Isn't that what these AI companies are doing? Charging you for access to this?

fxtentacle 4/3/2025||
Does their ToS say anywhere that they will come to defend you if you get sued for using their images?

(Because proper stock agencies offer those kind of protections. If OpenAI doesn't, then don't use them as a replacement to a stock agency.)

mppm 4/3/2025|||
> What's the model supposed to do? It's just doing what many human artists would do, if they're not explicitly being paid to create new IP.

Not really? Why would a human artist create a faithful reproduction of Indiana Jones when asked to paint an archeologist? And besides, if they did, it would be considered clear IP infringement if the result were used commercially.

> If infringement is happening, it arguably doesn't happen when an infringing work product is generated (or regurgitated, or whatever you want to call it.) Much less when the model is trained. It's when the output is used commercially -- by a human -- that the liability should rightfully attach.

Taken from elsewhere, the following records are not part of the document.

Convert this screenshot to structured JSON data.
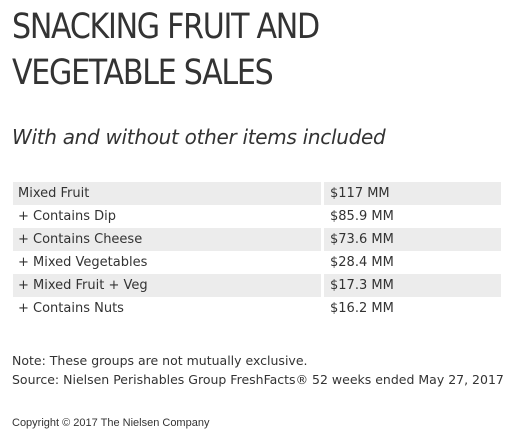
{
  "header": {
    "title_line1": "SNACKING FRUIT AND",
    "title_line2": "VEGETABLE SALES",
    "subtitle": "With and without other items included"
  },
  "table": {
    "rows": [
      {
        "category": "Mixed Fruit",
        "sales": "$117 MM"
      },
      {
        "category": "+ Contains Dip",
        "sales": "$85.9 MM"
      },
      {
        "category": "+ Contains Cheese",
        "sales": "$73.6 MM"
      },
      {
        "category": "+ Mixed Vegetables",
        "sales": "$28.4 MM"
      },
      {
        "category": "+ Mixed Fruit + Veg",
        "sales": "$17.3 MM"
      },
      {
        "category": "+ Contains Nuts",
        "sales": "$16.2 MM"
      }
    ]
  },
  "footer": {
    "note": "Note: These groups are not mutually exclusive.",
    "source": "Source: Nielsen Perishables Group FreshFacts® 52 weeks ended May 27, 2017",
    "copyright": "Copyright © 2017 The Nielsen Company"
  }
}
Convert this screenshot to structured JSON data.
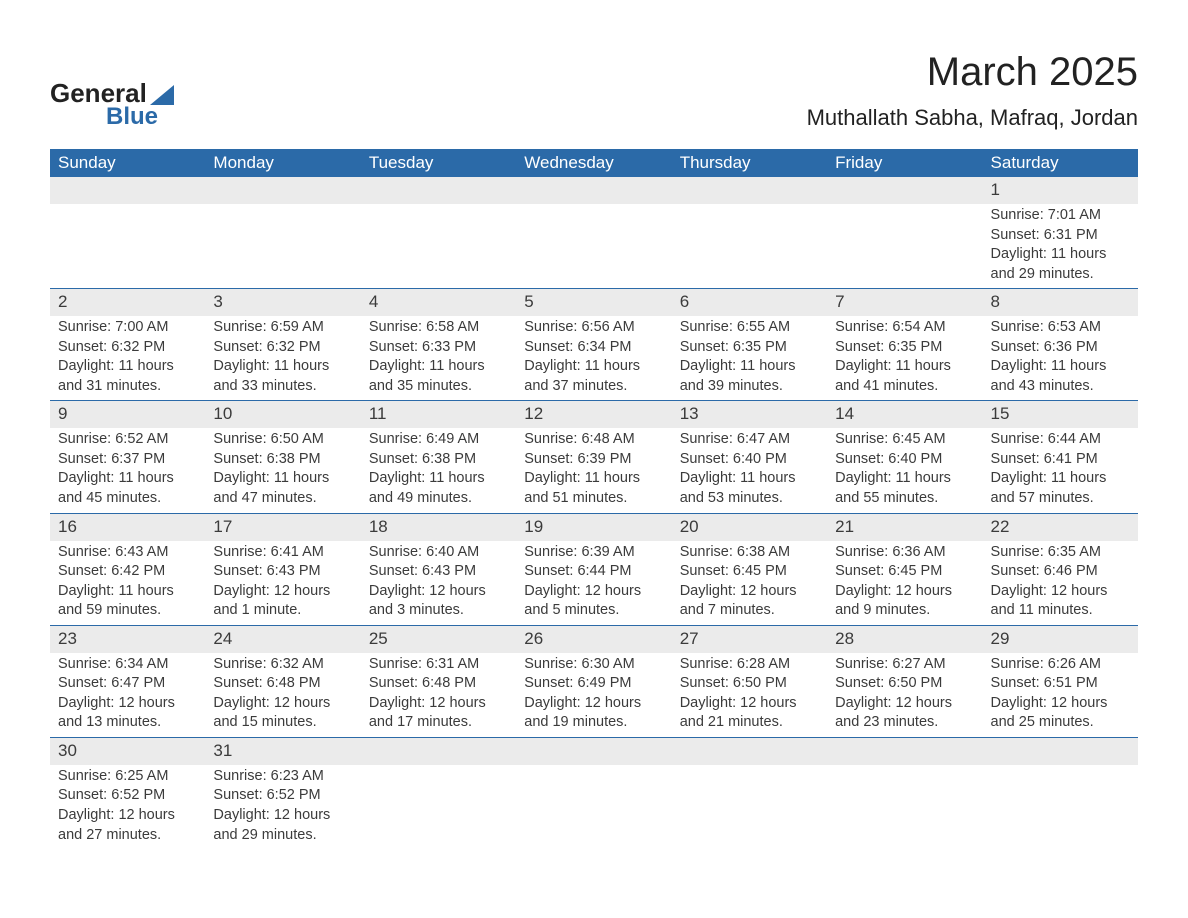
{
  "brand": {
    "line1": "General",
    "line2": "Blue"
  },
  "title": "March 2025",
  "location": "Muthallath Sabha, Mafraq, Jordan",
  "colors": {
    "header_bg": "#2b6aa8",
    "header_text": "#ffffff",
    "daynum_bg": "#ebebeb",
    "body_text": "#3b3b3b",
    "row_border": "#2b6aa8"
  },
  "typography": {
    "title_fontsize": 40,
    "location_fontsize": 22,
    "dayheader_fontsize": 17,
    "cell_fontsize": 14.5
  },
  "day_headers": [
    "Sunday",
    "Monday",
    "Tuesday",
    "Wednesday",
    "Thursday",
    "Friday",
    "Saturday"
  ],
  "weeks": [
    [
      null,
      null,
      null,
      null,
      null,
      null,
      {
        "n": "1",
        "sunrise": "7:01 AM",
        "sunset": "6:31 PM",
        "dl1": "11 hours",
        "dl2": "and 29 minutes."
      }
    ],
    [
      {
        "n": "2",
        "sunrise": "7:00 AM",
        "sunset": "6:32 PM",
        "dl1": "11 hours",
        "dl2": "and 31 minutes."
      },
      {
        "n": "3",
        "sunrise": "6:59 AM",
        "sunset": "6:32 PM",
        "dl1": "11 hours",
        "dl2": "and 33 minutes."
      },
      {
        "n": "4",
        "sunrise": "6:58 AM",
        "sunset": "6:33 PM",
        "dl1": "11 hours",
        "dl2": "and 35 minutes."
      },
      {
        "n": "5",
        "sunrise": "6:56 AM",
        "sunset": "6:34 PM",
        "dl1": "11 hours",
        "dl2": "and 37 minutes."
      },
      {
        "n": "6",
        "sunrise": "6:55 AM",
        "sunset": "6:35 PM",
        "dl1": "11 hours",
        "dl2": "and 39 minutes."
      },
      {
        "n": "7",
        "sunrise": "6:54 AM",
        "sunset": "6:35 PM",
        "dl1": "11 hours",
        "dl2": "and 41 minutes."
      },
      {
        "n": "8",
        "sunrise": "6:53 AM",
        "sunset": "6:36 PM",
        "dl1": "11 hours",
        "dl2": "and 43 minutes."
      }
    ],
    [
      {
        "n": "9",
        "sunrise": "6:52 AM",
        "sunset": "6:37 PM",
        "dl1": "11 hours",
        "dl2": "and 45 minutes."
      },
      {
        "n": "10",
        "sunrise": "6:50 AM",
        "sunset": "6:38 PM",
        "dl1": "11 hours",
        "dl2": "and 47 minutes."
      },
      {
        "n": "11",
        "sunrise": "6:49 AM",
        "sunset": "6:38 PM",
        "dl1": "11 hours",
        "dl2": "and 49 minutes."
      },
      {
        "n": "12",
        "sunrise": "6:48 AM",
        "sunset": "6:39 PM",
        "dl1": "11 hours",
        "dl2": "and 51 minutes."
      },
      {
        "n": "13",
        "sunrise": "6:47 AM",
        "sunset": "6:40 PM",
        "dl1": "11 hours",
        "dl2": "and 53 minutes."
      },
      {
        "n": "14",
        "sunrise": "6:45 AM",
        "sunset": "6:40 PM",
        "dl1": "11 hours",
        "dl2": "and 55 minutes."
      },
      {
        "n": "15",
        "sunrise": "6:44 AM",
        "sunset": "6:41 PM",
        "dl1": "11 hours",
        "dl2": "and 57 minutes."
      }
    ],
    [
      {
        "n": "16",
        "sunrise": "6:43 AM",
        "sunset": "6:42 PM",
        "dl1": "11 hours",
        "dl2": "and 59 minutes."
      },
      {
        "n": "17",
        "sunrise": "6:41 AM",
        "sunset": "6:43 PM",
        "dl1": "12 hours",
        "dl2": "and 1 minute."
      },
      {
        "n": "18",
        "sunrise": "6:40 AM",
        "sunset": "6:43 PM",
        "dl1": "12 hours",
        "dl2": "and 3 minutes."
      },
      {
        "n": "19",
        "sunrise": "6:39 AM",
        "sunset": "6:44 PM",
        "dl1": "12 hours",
        "dl2": "and 5 minutes."
      },
      {
        "n": "20",
        "sunrise": "6:38 AM",
        "sunset": "6:45 PM",
        "dl1": "12 hours",
        "dl2": "and 7 minutes."
      },
      {
        "n": "21",
        "sunrise": "6:36 AM",
        "sunset": "6:45 PM",
        "dl1": "12 hours",
        "dl2": "and 9 minutes."
      },
      {
        "n": "22",
        "sunrise": "6:35 AM",
        "sunset": "6:46 PM",
        "dl1": "12 hours",
        "dl2": "and 11 minutes."
      }
    ],
    [
      {
        "n": "23",
        "sunrise": "6:34 AM",
        "sunset": "6:47 PM",
        "dl1": "12 hours",
        "dl2": "and 13 minutes."
      },
      {
        "n": "24",
        "sunrise": "6:32 AM",
        "sunset": "6:48 PM",
        "dl1": "12 hours",
        "dl2": "and 15 minutes."
      },
      {
        "n": "25",
        "sunrise": "6:31 AM",
        "sunset": "6:48 PM",
        "dl1": "12 hours",
        "dl2": "and 17 minutes."
      },
      {
        "n": "26",
        "sunrise": "6:30 AM",
        "sunset": "6:49 PM",
        "dl1": "12 hours",
        "dl2": "and 19 minutes."
      },
      {
        "n": "27",
        "sunrise": "6:28 AM",
        "sunset": "6:50 PM",
        "dl1": "12 hours",
        "dl2": "and 21 minutes."
      },
      {
        "n": "28",
        "sunrise": "6:27 AM",
        "sunset": "6:50 PM",
        "dl1": "12 hours",
        "dl2": "and 23 minutes."
      },
      {
        "n": "29",
        "sunrise": "6:26 AM",
        "sunset": "6:51 PM",
        "dl1": "12 hours",
        "dl2": "and 25 minutes."
      }
    ],
    [
      {
        "n": "30",
        "sunrise": "6:25 AM",
        "sunset": "6:52 PM",
        "dl1": "12 hours",
        "dl2": "and 27 minutes."
      },
      {
        "n": "31",
        "sunrise": "6:23 AM",
        "sunset": "6:52 PM",
        "dl1": "12 hours",
        "dl2": "and 29 minutes."
      },
      null,
      null,
      null,
      null,
      null
    ]
  ],
  "labels": {
    "sunrise_prefix": "Sunrise: ",
    "sunset_prefix": "Sunset: ",
    "daylight_prefix": "Daylight: "
  }
}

I agree. Release groups, torrent sites and seedbox operators should not be wrongly accused of pirating movies. Piracy only occurs in the act of actually watching a movie without paying, and should not be prosecuted without definitive proof of such (¬‿¬)

CamperBob2 4/4/2025|||
Torrent sites deliver the movie in its original form. AI models maintain abstract descriptions of the content as individually-unrecognizable high-dimensional representations in latent space.

Over the years we've spent a lot of time on this and similar sites questioning the sanity of a legal system that makes math illegal, and, well, that's all this is. Math.

To the extent the model reproduces images from Indiana Jones and the others, it is because these multibillion-dollar franchises are omnipresent cultural icons. The copyright holder has worked very hard to make that happen, and they have been more than adequately repaid for their contribution to our shared culture. It's insane to go after an AI model for simply being as aware of that imagery and as capable of reproducing it as a human artist would be.

If the model gives you infringing material as a prompt response, it's your responsibility not to use that material commercially, just as if you had tasked a human artist with the same vague requirement and received a plagiarized work product in return.

whycome 4/3/2025|||
> if they did, it would be considered clear IP infringement if the result were used commercially.

Isn’t that exactly what OP is saying?

khelavastr 4/3/2025||
Right! AI developers and directors should be culpable for infringement as part of their duties to larger organizations.
CamperBob2 4/3/2025||
Is that really a good-faith rejoinder to the point I'm making?
aabajian 4/4/2025||
I'm curious, is it the AI that should be blamed or the prompter who asks to generate something based on copyright?

For all of the examples, I knew what image to expect before seeing it. I think it's the user who is at fault for requesting a copyrighted image, not the LLM for generating it. The LLM is giving (nearly) exactly what the user expects.

numlock86 4/4/2025||
> close-up image of a cat's face staring down at the viewer

> describe indiana jones

> looks inside

> gets indiana jones

Okay, so the network does exactly what I would expect? If anything you could argue the network is bad because it doesn't recognize your prompt and gives you something else (original? whatever that would mean) instead. But maybe that's just me.

bigbalter 4/4/2025||
Doesn’t ChatGPT have a deal to train off reddit content? Despite never watching any of these movies, I have seen all of the original images in memes on Reddit. Is it still theft if they paid to obtain the training data? Should Reddit be sued for hosting copyrighted images in meme subreddits?
quuxplusone 4/3/2025|
I have a dream that one day bloggers will learn the difference between copyrighting and copywriting.